Although dues revenues at the American Hospital Association dropped for the fourth straight year last year, a big score in the financial markets made 1998 one of the most profitable years ever for the Chicago-based trade group.
And the association shared the wealth with its senior executive staff, most of whom enjoyed big raises.
The nation's largest hospital trade group detailed how it generated and spent its money on its Form 990, an annual tax filing with the Internal Revenue Service.
The AHA filed its 1998 form on Aug. 16, and MODERN HEALTHCARE reviewed it last week.
Last year, and for the fourth straight year, dues revenues dropped, this time to $53.5 million, 5% below the 1997 figure of $56.3 million. Dues revenues peaked in 1994 at $61.3 million (See chart).
But nearly $8 million in investment income boosted the association's net income to $3.8 million on total revenues of almost $77.1 million. That was the highest profit since $5.8 million in 1988, and a big jump from 1997's $531,839 profit on total revenues of $75.4 million.
The investment income included $4.8 million from the sale of securities and another $3 million in dividends and interest on securities.
Also pushing profits higher was the AHA's ability to cut its annual expenses by 2% in 1998 to $73.3 million from $74.8 million in 1997.
"I think from my perspective and from the board's perspective we have great confidence in the position of the organization," said Gary Mecklenburg, chairman of the association's operations committee and a member of its board.

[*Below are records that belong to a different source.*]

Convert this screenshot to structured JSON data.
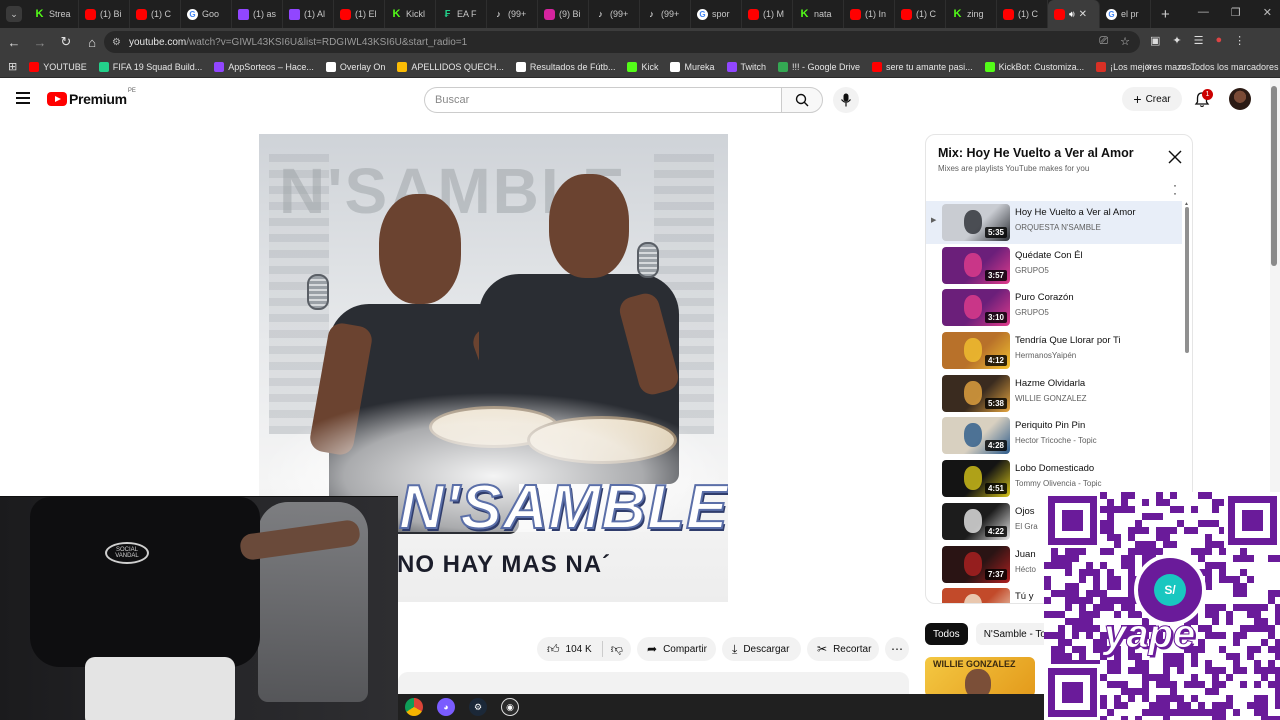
{
  "browser": {
    "tabs": [
      {
        "label": "Strea",
        "icon": "kick"
      },
      {
        "label": "(1) Bi",
        "icon": "youtube"
      },
      {
        "label": "(1) C",
        "icon": "youtube"
      },
      {
        "label": "Goo",
        "icon": "google"
      },
      {
        "label": "(1) as",
        "icon": "twitch"
      },
      {
        "label": "(1) Al",
        "icon": "twitch"
      },
      {
        "label": "(1) El",
        "icon": "youtube"
      },
      {
        "label": "Kickl",
        "icon": "kick"
      },
      {
        "label": "EA F",
        "icon": "ea-fc"
      },
      {
        "label": "(99+",
        "icon": "tiktok"
      },
      {
        "label": "(9) Bi",
        "icon": "instagram"
      },
      {
        "label": "(99+",
        "icon": "tiktok"
      },
      {
        "label": "(99+",
        "icon": "tiktok"
      },
      {
        "label": "spor",
        "icon": "google"
      },
      {
        "label": "(1) M",
        "icon": "youtube"
      },
      {
        "label": "nata",
        "icon": "kick"
      },
      {
        "label": "(1) In",
        "icon": "youtube"
      },
      {
        "label": "(1) C",
        "icon": "youtube"
      },
      {
        "label": "zing",
        "icon": "kick"
      },
      {
        "label": "(1) C",
        "icon": "youtube"
      },
      {
        "label": "el pr",
        "icon": "google"
      }
    ],
    "url_main": "youtube.com",
    "url_rest": "/watch?v=GIWL43KSI6U&list=RDGIWL43KSI6U&start_radio=1",
    "bookmarks": [
      {
        "label": "YOUTUBE",
        "color": "#ff0000"
      },
      {
        "label": "FIFA 19 Squad Build...",
        "color": "#23d18b"
      },
      {
        "label": "AppSorteos – Hace...",
        "color": "#9146ff"
      },
      {
        "label": "Overlay On",
        "color": "#ffffff"
      },
      {
        "label": "APELLIDOS QUECH...",
        "color": "#fbbc05"
      },
      {
        "label": "Resultados de Fútb...",
        "color": "#ffffff"
      },
      {
        "label": "Kick",
        "color": "#53fc18"
      },
      {
        "label": "Mureka",
        "color": "#ffffff"
      },
      {
        "label": "Twitch",
        "color": "#9146ff"
      },
      {
        "label": "!!! - Google Drive",
        "color": "#34a853"
      },
      {
        "label": "sere tu amante pasi...",
        "color": "#ff0000"
      },
      {
        "label": "KickBot: Customiza...",
        "color": "#53fc18"
      },
      {
        "label": "¡Los mejores mazos...",
        "color": "#d93025"
      }
    ],
    "all_bookmarks": "Todos los marcadores"
  },
  "youtube": {
    "logo_word": "Premium",
    "country": "PE",
    "search_placeholder": "Buscar",
    "create_label": "Crear",
    "notification_count": "1",
    "video_art": {
      "band": "N'SAMBLE",
      "subtitle": "NO HAY MAS NA´"
    },
    "actions": {
      "likes": "104 K",
      "share": "Compartir",
      "download": "Descargar",
      "clip": "Recortar"
    },
    "playlist": {
      "title": "Mix: Hoy He Vuelto a Ver al Amor",
      "subtitle": "Mixes are playlists YouTube makes for you",
      "items": [
        {
          "title": "Hoy He Vuelto a Ver al Amor",
          "artist": "ORQUESTA N'SAMBLE",
          "duration": "5:35",
          "active": true,
          "bg": "#c9ccd2",
          "accent": "#2a2d33"
        },
        {
          "title": "Quédate Con Él",
          "artist": "GRUPO5",
          "duration": "3:57",
          "active": false,
          "bg": "#6b1f7a",
          "accent": "#e13c8c"
        },
        {
          "title": "Puro Corazón",
          "artist": "GRUPO5",
          "duration": "3:10",
          "active": false,
          "bg": "#6b1f7a",
          "accent": "#e13c8c"
        },
        {
          "title": "Tendría Que Llorar por Ti",
          "artist": "HermanosYaipén",
          "duration": "4:12",
          "active": false,
          "bg": "#b8712a",
          "accent": "#f2c230"
        },
        {
          "title": "Hazme Olvidarla",
          "artist": "WILLIE GONZALEZ",
          "duration": "5:38",
          "active": false,
          "bg": "#3a2b1f",
          "accent": "#e7a640"
        },
        {
          "title": "Periquito Pin Pin",
          "artist": "Hector Tricoche - Topic",
          "duration": "4:28",
          "active": false,
          "bg": "#d8d0c0",
          "accent": "#2b5a8a"
        },
        {
          "title": "Lobo Domesticado",
          "artist": "Tommy Olivencia - Topic",
          "duration": "4:51",
          "active": false,
          "bg": "#141414",
          "accent": "#d6c419"
        },
        {
          "title": "Ojos",
          "artist": "El Gra",
          "duration": "4:22",
          "active": false,
          "bg": "#1c1c1c",
          "accent": "#e8e8e8"
        },
        {
          "title": "Juan",
          "artist": "Hécto",
          "duration": "7:37",
          "active": false,
          "bg": "#2a1414",
          "accent": "#b02020"
        },
        {
          "title": "Tú y",
          "artist": "",
          "duration": "",
          "active": false,
          "bg": "#c24a2a",
          "accent": "#f2e6d0"
        }
      ]
    },
    "chips": [
      {
        "label": "Todos",
        "selected": true
      },
      {
        "label": "N'Samble - To",
        "selected": false
      }
    ],
    "rec_thumb_text": "WILLIE GONZALEZ"
  },
  "overlay": {
    "shirt_logo": "SOCIAL VANDAL",
    "qr_brand": "yape",
    "qr_symbol": "S/"
  }
}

Mecklenburg, who is president and chief executive officer of Chicago's 492-bed Northwestern Memorial Hospital, also is running for AHA board chairman.

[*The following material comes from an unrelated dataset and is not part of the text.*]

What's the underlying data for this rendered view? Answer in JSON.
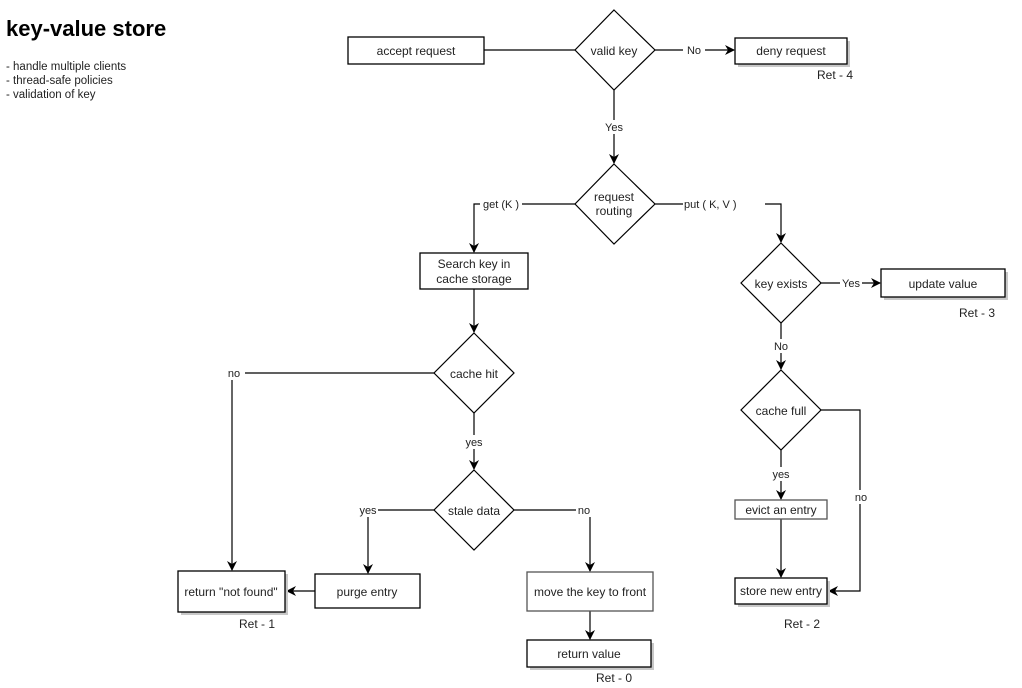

The AHA board voted last year to raise the organization's dues 2.5% beginning in 1999, but that's not expected to stop the dues revenues slide (Nov. 23, 1998, p. 42).
"It was not intended to give us an increase as much as it was to help us mitigate the impact we saw," said Dallas Carroll, the AHA's senior vice president for corporate services.
The effect of the dues increase will be reflected on the AHA's 1999 filing next year.
The AHA blames its sinking dues revenues on consolidations in the industry and the financial impact on its members of the Medicare cuts mandated by the Balanced Budget Act of 1997.
The AHA has 4,883 institutional members, down from as many as 5,900 it represented when Richard Davidson took over as AHA president in 1991.
Meanwhile, the amount of money that the AHA spends on executive compensation continued to climb last year, up 14% to $4.1 million.
Among those with bigger paydays last year was Jonathan Lord, M.D., the group's chief operating officer. His annual compensation shot up almost 16% to $436,960 from $377,155 in 1997 (See chart). Lord is in charge of the association's day-to-day operations.
The association's IRS filing shows a 4.7% drop in Davidson's compensation to $620,909 in 1998 from $651,466 in 1997.
However, Carroll said the 1998 filing doesn't include Davidson's 1998 bonus, which wasn't paid to him until 1999. The AHA declined to release the amount of Davidson's bonus.
The executive compensation section of the filing also showed that $331,383 was paid to Christine McEntee, a former AHA executive vice president, who left the association in February 1998. She had been in charge of the AHA's Chicago office since 1994.
Mecklenburg said "severance was part" of the package paid to McEntee.
McEntee, now executive vice president of the American College of Cardiology in Bethesda, Md., said when she decided to leave the AHA she talked to officials about honoring her employment contract, which had provisions in it for her departure.
"(The AHA) honored my contract," McEntee said.
Compensation paid to nonexecutives employees of the AHA dropped 4.7% last year to $22.8 million from $23.9 million in 1997.
The number of full-time-equivalent employees also dropped 10.7% to 433 last year from 485 in 1997.